Question

I have a general question about dealing with daylight saving time. I guess its not really PHP specific, but I am writing in PHP, so I figure it wouldn't hurt to include it.

I have a calendar app built using jquery fullcalendar. The user views events in their local timezone and my server stores them as UTC datetimes in mysql. (Other questions on stackoverflow suggest that this is the best way to deal with timezones.) So there is a conversion every time the user saves or views events on the calendar. This is working fine, but I am confused about how best to deal with daylight saving time.

For example, say a user in timezone EST (eastern standard time) creates an event when it is NOT daylight saving for 3pm that repeats everyday. My PHP code uses the standard DateTime (and DateTimeZone) class to convert between UTC and EST by UTC-5:00. When daylight saving is active, the clock turns ahead one hour and PHP will instead convert between UTC and EST by UTC-4:00. From the user's point of view, the event is then shifted from the original 3pm to 4pm. This is not what my users and I want. A 3pm event should stay a 3pm event regardless of daylight savings. What is the best way to deal with this? Is there a way in PHP to ignore daylight saving time?

My code:

$getDate = new DateTime($storedDate, new DateTimeZone('UTC'));
$getDate->setTimezone(new DateTimeZone('America/New_York'));
$getDateString = $getDate->format('Y-m-d H:i:s');

MORE INFO: (copied from my comments below)

-Only the first occurrence of a repeating event is stored. All other occurrences are created on the fly according to what calendar view the user requests (month,week,or day views). With the way I have it coded, it creates only the occurrences that will be visible on the view.

-The thing is, I also need to keep it constant for other timezones. To continue the original example, 3pm should stay 3pm in EST (regardless of daylight savings), but if the event is viewed in Central time, the event should also stay 2pm (regardless of daylight savings).

Essentially, I need to somehow ignore daylight saving time.

Was it helpful?

Solution

Have you tried looking at DateTimeZone::getTransitions() ?

http://www.php.net/manual/en/datetimezone.gettransitions.php

In particular use the [offset] and [isdst] properties.

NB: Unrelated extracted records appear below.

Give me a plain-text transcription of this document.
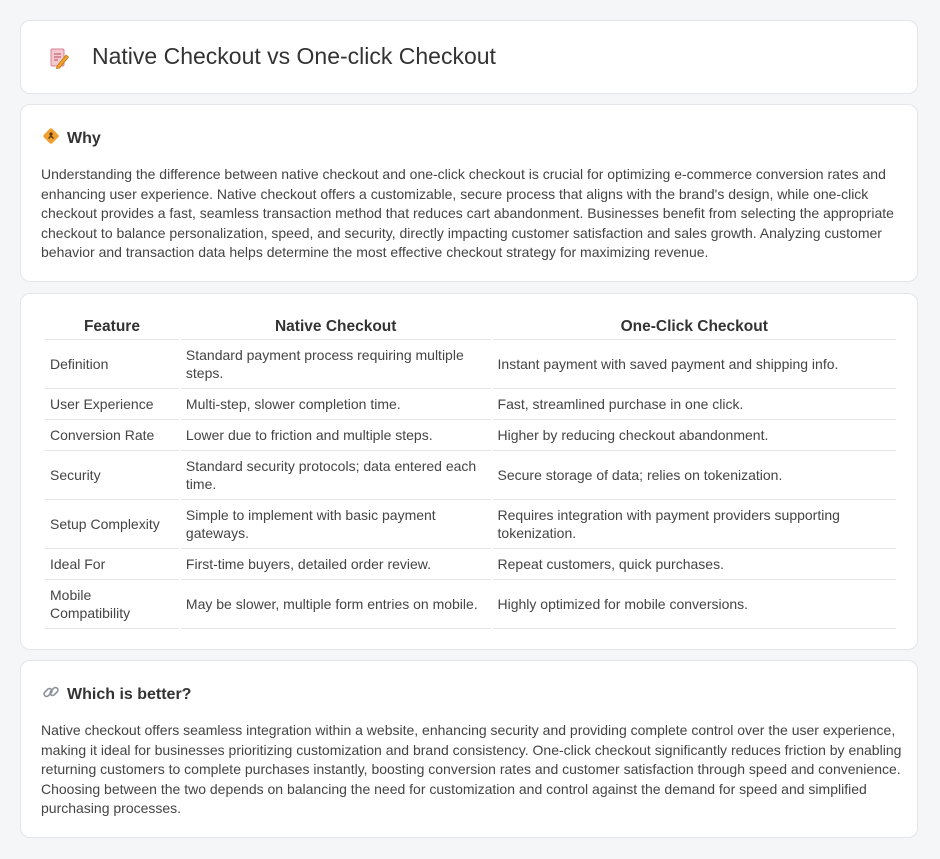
Native Checkout vs One-click Checkout
Why

Understanding the difference between native checkout and one-click checkout is crucial for optimizing e-commerce conversion rates and enhancing user experience. Native checkout offers a customizable, secure process that aligns with the brand's design, while one-click checkout provides a fast, seamless transaction method that reduces cart abandonment. Businesses benefit from selecting the appropriate checkout to balance personalization, speed, and security, directly impacting customer satisfaction and sales growth. Analyzing customer behavior and transaction data helps determine the most effective checkout strategy for maximizing revenue.

Feature	Native Checkout	One-Click Checkout
Definition	Standard payment process requiring multiple steps.	Instant payment with saved payment and shipping info.
User Experience	Multi-step, slower completion time.	Fast, streamlined purchase in one click.
Conversion Rate	Lower due to friction and multiple steps.	Higher by reducing checkout abandonment.
Security	Standard security protocols; data entered each time.	Secure storage of data; relies on tokenization.
Setup Complexity	Simple to implement with basic payment gateways.	Requires integration with payment providers supporting tokenization.
Ideal For	First-time buyers, detailed order review.	Repeat customers, quick purchases.
Mobile Compatibility	May be slower, multiple form entries on mobile.	Highly optimized for mobile conversions.
Which is better?

Native checkout offers seamless integration within a website, enhancing security and providing complete control over the user experience, making it ideal for businesses prioritizing customization and brand consistency. One-click checkout significantly reduces friction by enabling returning customers to complete purchases instantly, boosting conversion rates and customer satisfaction through speed and convenience. Choosing between the two depends on balancing the need for customization and control against the demand for speed and simplified purchasing processes.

  • When they save the time, find the first transition before the current date that is NOT DST. (Typically one of the two values in the past year). Convert using the offset of the non-DST period
  • When retrieving the value and you are currently in a DST period use the offset of a non-DST period to translate the time, not the current offset.

Taking your EST example, in August even though you are in EDT, you save values using the EST conversion of -5.

When pulling the value back out if they view that value in January you add 5, and if you are in August you add 4.

This will work for 95% of cases I'm assuming that the switches are consistent. If Eastern decided to merge with Central, you could have transitions that run –5/–4/–5/–4/–5/–5/–6/–5/–6/–6 and that would mess things up.

There's no magic bullet for this one. I don't know the details of your app structure, you may just have to try adding 3 hours to the midnight of whatever day you are on so that any recurring daily appointment is stored as a time only.

OTHER TIPS

This is a complicated problem. I've learned the hard way that not every day is 86,400 seconds long.

When working on a calendar application of sorts, I made a design decision early on that saved me a lot of hassle. That is, every instance of an event has an entry in the database.

One table was for all of the event information (title, description, etc.). Another table held a timestamp for each instance of that event. When someone scheduled a repeating event (say 3:00PM every Wednesday), I would insert an instance at 3:00PM in their timezone (which is actually stored as UTC) every Wednesday. Now, events in theory can repeat forever. I decided that it was much simpler to put a reasonable limit (say 50 or 100 years) on the repetition than it would be to have to calculate all of the dates of an event on the fly. To the user, it looks like the event goes on forever, but in the database it doesn't. Even if you have an event scheduled every day for 100 years, that's only 36,500 records in a very narrow table.

With this approach you have to consider exceptions. Sometimes people will change the details of one instance of an event. In those cases, I simply created another event and copied over the relevant details... since it is effectively a separate event. If you wanted to tie them all together with a group ID, you could. Changing individual scheduling of the event is easy since there is a separate row for each instance.

I recommend this approach for most scenarios like this. It saved a lot of hassle for me to be able to rely on a database for all the heavy lifting, and also solves your timezone problem at the same time.